MAYER: Well, it’s true, maybe he knows what being owned is about. But at any rate, he was worried about Pence’s independence. And you know, many people who voted for Trump thought they were getting something different, something of an outsider who was unorthodox and a populist, who promised that he would not be corrupt because he was so rich. But his vice president is really very much, very closely tied to the richest interests in the Republican Party. And he’s also very different politically. I mean, he’s a strong social conservative, maybe as extreme right as you can get in the Republican Party in terms of being anti-abortion, a long history of positions on women’s rights that are pretty eye-opening, and on homosexuality, that has caused a lot of controversy.

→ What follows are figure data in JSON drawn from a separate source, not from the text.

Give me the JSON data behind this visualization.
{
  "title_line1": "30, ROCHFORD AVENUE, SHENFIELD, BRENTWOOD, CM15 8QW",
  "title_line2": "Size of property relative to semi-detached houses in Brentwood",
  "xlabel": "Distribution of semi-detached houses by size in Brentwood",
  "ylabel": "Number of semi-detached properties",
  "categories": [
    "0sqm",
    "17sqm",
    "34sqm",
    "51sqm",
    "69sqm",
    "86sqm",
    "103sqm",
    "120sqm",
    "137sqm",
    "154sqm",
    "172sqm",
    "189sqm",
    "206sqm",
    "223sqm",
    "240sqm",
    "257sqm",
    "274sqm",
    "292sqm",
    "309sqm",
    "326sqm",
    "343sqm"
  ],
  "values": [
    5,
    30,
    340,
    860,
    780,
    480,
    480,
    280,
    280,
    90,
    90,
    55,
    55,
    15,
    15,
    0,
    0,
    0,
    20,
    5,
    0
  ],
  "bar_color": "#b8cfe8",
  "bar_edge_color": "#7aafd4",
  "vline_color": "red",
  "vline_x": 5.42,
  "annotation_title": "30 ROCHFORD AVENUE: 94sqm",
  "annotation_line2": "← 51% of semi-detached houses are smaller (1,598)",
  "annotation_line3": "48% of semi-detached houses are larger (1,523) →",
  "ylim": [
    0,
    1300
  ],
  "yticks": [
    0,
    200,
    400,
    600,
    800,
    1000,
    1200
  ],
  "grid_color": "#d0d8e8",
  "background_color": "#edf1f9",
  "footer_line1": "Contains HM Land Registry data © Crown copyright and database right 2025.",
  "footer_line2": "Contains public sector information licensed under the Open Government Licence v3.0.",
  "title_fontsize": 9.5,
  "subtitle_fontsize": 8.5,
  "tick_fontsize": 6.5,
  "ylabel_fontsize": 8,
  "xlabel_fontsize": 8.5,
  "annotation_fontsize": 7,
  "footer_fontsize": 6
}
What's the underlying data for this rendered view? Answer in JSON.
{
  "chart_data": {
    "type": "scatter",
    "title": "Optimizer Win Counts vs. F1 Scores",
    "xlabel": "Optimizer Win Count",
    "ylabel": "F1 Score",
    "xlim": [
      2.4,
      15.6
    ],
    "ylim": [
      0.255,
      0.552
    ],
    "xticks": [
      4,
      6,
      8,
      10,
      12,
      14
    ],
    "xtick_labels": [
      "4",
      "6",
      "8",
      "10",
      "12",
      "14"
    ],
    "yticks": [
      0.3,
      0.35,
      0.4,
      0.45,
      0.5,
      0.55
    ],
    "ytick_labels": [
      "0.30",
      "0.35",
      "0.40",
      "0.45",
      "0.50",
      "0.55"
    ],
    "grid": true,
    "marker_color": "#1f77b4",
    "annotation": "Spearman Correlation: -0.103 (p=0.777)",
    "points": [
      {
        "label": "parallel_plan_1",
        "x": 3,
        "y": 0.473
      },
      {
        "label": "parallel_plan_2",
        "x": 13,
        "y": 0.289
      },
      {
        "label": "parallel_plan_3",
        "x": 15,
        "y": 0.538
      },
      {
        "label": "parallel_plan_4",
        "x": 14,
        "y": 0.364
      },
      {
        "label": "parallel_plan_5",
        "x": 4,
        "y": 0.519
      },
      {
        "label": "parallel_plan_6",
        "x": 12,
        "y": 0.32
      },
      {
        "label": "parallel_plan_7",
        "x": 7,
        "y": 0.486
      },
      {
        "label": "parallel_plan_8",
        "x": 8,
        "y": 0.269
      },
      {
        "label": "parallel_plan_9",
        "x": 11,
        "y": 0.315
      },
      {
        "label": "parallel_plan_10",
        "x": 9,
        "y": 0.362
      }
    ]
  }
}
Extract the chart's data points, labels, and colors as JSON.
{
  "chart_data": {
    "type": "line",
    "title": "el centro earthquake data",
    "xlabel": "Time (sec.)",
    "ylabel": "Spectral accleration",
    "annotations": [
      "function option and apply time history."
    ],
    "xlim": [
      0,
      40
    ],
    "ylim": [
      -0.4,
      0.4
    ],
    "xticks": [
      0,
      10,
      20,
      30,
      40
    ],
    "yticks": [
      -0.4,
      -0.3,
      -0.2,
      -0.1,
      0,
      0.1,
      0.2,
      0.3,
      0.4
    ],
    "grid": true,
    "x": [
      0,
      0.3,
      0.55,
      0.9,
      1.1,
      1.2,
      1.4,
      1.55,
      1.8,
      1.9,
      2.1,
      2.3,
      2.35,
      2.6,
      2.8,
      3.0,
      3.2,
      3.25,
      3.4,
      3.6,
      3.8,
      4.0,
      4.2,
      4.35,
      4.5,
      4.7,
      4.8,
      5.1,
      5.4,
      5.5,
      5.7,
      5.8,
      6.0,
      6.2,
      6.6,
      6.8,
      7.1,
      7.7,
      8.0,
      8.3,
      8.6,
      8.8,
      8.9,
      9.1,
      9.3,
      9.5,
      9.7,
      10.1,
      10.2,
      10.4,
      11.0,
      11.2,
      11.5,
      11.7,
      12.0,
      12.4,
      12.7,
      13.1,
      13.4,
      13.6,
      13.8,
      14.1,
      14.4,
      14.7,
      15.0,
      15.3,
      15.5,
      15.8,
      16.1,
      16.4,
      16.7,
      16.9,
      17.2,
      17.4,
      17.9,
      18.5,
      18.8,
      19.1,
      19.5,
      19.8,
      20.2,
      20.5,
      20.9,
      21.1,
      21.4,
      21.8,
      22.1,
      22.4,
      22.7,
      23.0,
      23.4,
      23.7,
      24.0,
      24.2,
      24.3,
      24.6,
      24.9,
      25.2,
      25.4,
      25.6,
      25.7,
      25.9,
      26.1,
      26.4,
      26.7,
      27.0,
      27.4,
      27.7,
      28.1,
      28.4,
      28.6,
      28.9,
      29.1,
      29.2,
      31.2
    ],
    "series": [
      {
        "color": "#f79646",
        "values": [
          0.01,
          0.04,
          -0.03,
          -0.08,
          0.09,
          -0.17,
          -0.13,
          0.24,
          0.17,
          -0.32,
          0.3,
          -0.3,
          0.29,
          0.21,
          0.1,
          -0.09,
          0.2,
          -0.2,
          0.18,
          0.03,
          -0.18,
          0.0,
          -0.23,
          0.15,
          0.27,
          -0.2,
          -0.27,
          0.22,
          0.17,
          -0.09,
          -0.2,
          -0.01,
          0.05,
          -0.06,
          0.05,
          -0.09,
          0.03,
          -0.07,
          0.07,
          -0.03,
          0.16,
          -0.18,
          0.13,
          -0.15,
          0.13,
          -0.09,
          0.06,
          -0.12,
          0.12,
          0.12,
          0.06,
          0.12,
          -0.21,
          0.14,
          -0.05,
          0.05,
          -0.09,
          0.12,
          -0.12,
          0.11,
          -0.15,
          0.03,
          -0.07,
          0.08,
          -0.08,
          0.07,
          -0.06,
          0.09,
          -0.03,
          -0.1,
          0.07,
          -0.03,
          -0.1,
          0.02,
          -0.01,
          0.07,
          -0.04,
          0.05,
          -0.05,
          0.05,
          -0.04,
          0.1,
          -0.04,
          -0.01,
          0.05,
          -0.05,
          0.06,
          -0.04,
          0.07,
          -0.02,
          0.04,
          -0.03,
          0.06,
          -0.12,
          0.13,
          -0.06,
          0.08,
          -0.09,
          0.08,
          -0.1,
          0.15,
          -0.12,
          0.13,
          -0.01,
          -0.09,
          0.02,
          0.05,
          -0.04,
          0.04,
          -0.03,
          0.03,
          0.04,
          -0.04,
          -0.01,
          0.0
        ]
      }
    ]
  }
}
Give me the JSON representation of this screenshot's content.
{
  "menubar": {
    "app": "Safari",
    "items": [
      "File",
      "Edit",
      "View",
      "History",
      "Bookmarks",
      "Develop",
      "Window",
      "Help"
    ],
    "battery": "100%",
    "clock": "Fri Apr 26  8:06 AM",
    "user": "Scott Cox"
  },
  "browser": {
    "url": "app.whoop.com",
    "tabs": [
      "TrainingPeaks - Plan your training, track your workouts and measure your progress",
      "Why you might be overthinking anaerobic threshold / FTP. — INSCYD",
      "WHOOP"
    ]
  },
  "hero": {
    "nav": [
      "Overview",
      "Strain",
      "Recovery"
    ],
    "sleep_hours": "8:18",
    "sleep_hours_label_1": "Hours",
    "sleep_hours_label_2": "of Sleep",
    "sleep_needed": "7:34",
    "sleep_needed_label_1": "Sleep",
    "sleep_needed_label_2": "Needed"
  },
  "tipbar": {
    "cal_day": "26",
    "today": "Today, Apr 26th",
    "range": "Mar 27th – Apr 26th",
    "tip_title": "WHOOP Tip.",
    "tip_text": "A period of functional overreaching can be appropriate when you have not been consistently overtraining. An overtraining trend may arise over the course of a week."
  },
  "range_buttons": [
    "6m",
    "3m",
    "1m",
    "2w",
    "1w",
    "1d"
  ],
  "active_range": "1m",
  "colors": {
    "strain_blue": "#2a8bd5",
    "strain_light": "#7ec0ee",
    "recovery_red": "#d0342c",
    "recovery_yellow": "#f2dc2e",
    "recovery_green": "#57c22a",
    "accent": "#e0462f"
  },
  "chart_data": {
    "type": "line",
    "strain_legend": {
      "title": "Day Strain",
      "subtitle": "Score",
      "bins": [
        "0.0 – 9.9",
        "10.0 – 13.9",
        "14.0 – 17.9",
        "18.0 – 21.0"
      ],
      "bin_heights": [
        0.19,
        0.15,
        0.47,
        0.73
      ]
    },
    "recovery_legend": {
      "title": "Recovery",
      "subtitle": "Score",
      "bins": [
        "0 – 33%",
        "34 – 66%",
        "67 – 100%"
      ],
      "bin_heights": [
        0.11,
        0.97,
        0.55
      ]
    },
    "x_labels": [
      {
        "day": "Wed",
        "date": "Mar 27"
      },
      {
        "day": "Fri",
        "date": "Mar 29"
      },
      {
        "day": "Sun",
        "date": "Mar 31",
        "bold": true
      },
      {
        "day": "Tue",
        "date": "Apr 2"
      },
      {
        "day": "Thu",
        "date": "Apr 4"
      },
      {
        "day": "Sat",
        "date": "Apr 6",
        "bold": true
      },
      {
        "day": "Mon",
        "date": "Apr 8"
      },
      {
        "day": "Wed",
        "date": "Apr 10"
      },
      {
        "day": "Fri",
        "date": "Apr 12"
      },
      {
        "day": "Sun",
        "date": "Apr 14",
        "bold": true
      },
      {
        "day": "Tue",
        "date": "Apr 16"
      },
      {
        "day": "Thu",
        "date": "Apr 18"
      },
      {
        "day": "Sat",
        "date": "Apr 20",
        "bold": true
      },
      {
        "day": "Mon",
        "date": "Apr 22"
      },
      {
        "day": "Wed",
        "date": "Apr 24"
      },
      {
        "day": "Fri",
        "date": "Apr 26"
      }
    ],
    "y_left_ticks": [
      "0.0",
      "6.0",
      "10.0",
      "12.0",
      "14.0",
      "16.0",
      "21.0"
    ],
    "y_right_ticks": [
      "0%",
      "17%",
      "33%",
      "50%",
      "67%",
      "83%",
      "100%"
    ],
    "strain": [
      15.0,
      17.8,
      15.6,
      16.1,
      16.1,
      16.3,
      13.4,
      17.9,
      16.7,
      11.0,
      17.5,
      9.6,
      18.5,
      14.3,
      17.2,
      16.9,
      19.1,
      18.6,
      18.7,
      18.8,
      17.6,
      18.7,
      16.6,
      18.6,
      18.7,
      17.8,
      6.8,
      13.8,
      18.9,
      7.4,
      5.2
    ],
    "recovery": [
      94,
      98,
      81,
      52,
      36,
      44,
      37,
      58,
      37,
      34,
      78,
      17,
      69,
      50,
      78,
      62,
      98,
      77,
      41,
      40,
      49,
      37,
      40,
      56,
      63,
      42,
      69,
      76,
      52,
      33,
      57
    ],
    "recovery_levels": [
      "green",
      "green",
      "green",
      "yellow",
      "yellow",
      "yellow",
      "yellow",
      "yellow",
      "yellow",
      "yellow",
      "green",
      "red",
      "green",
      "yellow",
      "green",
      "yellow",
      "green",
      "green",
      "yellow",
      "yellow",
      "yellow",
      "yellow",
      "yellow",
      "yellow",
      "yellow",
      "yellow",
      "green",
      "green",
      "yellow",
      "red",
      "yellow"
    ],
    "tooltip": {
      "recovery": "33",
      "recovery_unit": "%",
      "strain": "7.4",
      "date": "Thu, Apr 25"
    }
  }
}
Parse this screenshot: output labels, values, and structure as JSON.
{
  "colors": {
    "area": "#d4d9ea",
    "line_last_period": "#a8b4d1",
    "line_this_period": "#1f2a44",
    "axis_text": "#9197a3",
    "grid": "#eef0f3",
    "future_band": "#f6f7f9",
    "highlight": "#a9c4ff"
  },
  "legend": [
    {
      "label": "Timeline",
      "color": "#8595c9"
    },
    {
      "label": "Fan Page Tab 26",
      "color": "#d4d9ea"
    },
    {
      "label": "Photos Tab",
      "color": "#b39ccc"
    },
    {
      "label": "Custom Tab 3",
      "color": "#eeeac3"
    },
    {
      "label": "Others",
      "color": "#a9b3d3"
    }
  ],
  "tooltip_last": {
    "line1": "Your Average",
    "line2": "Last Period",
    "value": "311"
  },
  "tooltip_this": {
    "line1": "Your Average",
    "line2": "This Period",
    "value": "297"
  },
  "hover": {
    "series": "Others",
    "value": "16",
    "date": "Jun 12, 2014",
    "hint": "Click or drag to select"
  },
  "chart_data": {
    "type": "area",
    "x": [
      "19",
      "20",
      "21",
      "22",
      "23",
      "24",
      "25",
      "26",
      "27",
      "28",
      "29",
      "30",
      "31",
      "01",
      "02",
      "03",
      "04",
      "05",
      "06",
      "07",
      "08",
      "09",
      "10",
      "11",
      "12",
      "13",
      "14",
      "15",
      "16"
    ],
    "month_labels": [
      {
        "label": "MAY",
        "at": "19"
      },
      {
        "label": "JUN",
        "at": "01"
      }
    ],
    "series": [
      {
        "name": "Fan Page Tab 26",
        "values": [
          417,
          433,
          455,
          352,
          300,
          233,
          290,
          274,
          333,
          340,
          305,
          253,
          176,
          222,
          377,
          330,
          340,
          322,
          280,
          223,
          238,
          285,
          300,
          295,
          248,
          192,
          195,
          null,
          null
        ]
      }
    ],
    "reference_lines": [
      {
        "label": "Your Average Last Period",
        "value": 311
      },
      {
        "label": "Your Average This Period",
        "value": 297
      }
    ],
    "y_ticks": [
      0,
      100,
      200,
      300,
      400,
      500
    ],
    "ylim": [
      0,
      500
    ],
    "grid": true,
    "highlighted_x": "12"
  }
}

MITCHELL: Well, it’s almost as though they’re the ying and yang of Republican politics, although Donald Trump has, since the primaries, really changed himself into someone who is championed by the evangelical wing of the party, despite his background, despite his Democratic past, with a big “D.”

MAYER: Well, Pence really helped, obviously, to bring around the evangelical voters in the party. But one of the things that I write about in the story is that sort of behind the scenes, according to people who are inside, sometimes Trump kind of makes fun of Pence’s religiousity.

MITCHELL: Still?

MAYER: He has been known to say, when people come from visiting with Pence and then comes to Trump’s office, “Did Mike make you pray?” Kind of making fun of him, you know, ribbing his religiousity a little.

MITCHELL: Are they close in the way that Obama and Biden were in the – you know, Clinton and Gore pretended to be close but really weren’t, because despite being two boomers, there was a certain tension. Somewhat because of Hillary Clinton in the middle. And tension over who did what. I think Obama and Biden really were very, very close. What about Trump and Pence?

MAYER: You know, I have to say, even as a reporter who spent this much time, it’s hard to know for sure. But it – I’m told that Trump feels that the choice of Pence was one of the best decisions he made. Pence, meanwhile, has not caused controversy for Trump. They haven’t been feuding openly. But what he does to get along with Trump is he flatters him all the time. He's very sycophantish. And in fact, Joel Goldstein, who’s an expert on the vice presidency, told me that he calls him the sycophant-in-chief.

MITCHELL: That says – that says a lot. Interesting reporting. Thank you very much, Jane Mayer in The New Yorker.